Peşrev Konağı, tam dört nesle ev sahipliği yapmıştı. “Büyükannelerimizin de anneleri, bu konağa gelin gelmişler. Şu ulu çınarın fidan olduğu zamanlardan bugünlere nasıl gelinmişti?” diye tefekkür ederken biliyordu ki bugünden o demleri anlamak pek kolay değildi. Eskiler dehr, dem kelimeleri ile zaman kavramını birlikte kullanmışlar ama o demler derken o zamanlar demekten çok daha detayını anlatmak istemişler.

Eh, ne de olsa hatun kişiler ile asilzade beylerin yaşamı solukladıkları günlerden bahsediliyor. O günlerin şehr-i İstanbul’u daha farklıydı. İstanbul-Bursa arasında yapmış olduğu yolculukların birinde tanışmış olduğu Sümbülzade Efendi’nin kızı Gülnihal Hatun vesilesiyle medeniyetler arasında da seyahatler yapabilmişti Kadriye Hanımefendi.

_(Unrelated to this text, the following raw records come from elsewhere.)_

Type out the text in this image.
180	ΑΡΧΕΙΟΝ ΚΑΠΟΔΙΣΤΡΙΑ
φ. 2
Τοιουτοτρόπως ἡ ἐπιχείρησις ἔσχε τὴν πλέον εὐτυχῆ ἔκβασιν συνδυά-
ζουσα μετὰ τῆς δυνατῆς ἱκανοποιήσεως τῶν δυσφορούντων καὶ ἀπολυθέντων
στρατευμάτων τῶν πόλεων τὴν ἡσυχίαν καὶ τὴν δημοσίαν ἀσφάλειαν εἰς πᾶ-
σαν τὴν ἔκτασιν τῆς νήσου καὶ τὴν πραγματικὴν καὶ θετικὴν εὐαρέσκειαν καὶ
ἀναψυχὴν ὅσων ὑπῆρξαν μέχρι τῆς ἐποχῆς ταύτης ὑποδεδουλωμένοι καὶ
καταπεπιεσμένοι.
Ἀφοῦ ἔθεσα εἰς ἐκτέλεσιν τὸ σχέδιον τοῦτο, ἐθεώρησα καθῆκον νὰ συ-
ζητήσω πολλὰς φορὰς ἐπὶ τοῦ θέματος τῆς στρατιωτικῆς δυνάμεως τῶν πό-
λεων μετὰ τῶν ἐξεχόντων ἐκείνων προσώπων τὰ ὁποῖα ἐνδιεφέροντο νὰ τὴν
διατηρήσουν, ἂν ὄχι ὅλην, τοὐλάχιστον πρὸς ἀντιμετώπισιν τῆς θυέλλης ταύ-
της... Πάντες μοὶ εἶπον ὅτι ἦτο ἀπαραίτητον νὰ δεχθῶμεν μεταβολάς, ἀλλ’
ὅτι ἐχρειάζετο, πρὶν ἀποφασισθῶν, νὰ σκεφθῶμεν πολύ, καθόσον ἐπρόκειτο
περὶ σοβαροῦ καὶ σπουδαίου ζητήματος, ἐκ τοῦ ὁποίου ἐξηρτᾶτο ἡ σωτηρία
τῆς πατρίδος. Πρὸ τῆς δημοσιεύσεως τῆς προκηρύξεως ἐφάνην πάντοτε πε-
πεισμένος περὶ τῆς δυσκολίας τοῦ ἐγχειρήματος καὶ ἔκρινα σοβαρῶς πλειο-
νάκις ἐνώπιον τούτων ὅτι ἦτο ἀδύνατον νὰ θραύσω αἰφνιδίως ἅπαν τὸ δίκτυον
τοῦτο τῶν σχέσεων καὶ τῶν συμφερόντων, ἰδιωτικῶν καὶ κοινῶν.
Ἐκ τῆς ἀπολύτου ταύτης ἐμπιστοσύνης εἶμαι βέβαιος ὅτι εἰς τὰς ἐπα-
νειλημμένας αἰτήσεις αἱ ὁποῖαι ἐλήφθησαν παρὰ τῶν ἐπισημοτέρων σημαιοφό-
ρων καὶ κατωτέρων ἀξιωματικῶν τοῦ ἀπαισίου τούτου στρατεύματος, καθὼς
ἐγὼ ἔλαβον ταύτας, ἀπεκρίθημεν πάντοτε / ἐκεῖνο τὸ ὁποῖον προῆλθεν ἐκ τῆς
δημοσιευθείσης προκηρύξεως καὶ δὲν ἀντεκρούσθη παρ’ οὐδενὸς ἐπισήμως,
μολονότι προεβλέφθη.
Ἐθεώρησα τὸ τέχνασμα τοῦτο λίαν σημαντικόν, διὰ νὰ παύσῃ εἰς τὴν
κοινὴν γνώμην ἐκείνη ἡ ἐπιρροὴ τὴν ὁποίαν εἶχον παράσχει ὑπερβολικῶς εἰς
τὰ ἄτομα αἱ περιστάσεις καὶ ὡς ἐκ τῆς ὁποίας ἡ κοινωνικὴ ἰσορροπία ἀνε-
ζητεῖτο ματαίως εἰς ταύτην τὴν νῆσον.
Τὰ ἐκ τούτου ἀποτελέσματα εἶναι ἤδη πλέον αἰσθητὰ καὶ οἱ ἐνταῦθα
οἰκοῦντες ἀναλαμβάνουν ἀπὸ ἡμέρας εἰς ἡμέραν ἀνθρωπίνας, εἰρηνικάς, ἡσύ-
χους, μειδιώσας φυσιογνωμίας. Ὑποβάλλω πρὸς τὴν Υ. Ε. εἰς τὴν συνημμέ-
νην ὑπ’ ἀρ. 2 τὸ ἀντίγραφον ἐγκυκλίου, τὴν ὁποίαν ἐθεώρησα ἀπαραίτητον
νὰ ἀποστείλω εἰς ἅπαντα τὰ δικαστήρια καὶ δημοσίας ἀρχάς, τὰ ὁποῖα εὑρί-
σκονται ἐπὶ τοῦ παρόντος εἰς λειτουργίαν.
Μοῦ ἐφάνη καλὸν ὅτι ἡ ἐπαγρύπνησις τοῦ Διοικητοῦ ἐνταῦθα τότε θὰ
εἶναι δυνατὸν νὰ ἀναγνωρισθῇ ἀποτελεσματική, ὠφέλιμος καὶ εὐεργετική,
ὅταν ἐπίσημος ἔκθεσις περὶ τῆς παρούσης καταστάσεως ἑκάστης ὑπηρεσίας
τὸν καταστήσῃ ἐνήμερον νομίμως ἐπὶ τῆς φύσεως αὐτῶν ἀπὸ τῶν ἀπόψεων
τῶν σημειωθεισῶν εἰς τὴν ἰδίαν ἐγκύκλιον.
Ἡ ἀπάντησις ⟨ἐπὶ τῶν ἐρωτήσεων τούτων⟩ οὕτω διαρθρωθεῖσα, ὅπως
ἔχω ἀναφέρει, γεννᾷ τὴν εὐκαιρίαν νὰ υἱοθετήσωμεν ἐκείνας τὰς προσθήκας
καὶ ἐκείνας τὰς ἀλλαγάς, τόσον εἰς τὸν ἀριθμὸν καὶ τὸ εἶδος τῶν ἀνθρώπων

“Hayal içinde geçti ömr-ü derbederim” diye mırıldandı. Gece, seher vakitlerine evrilirken horoz sesleri duyulmaya başladı. “Bir zamanlar” diye iç geçirdi. Köprünün altından ne dereler taşmıştı. Değişmeyen ne vardı ki, değişimden her şey gibi o da nasibini almıştı.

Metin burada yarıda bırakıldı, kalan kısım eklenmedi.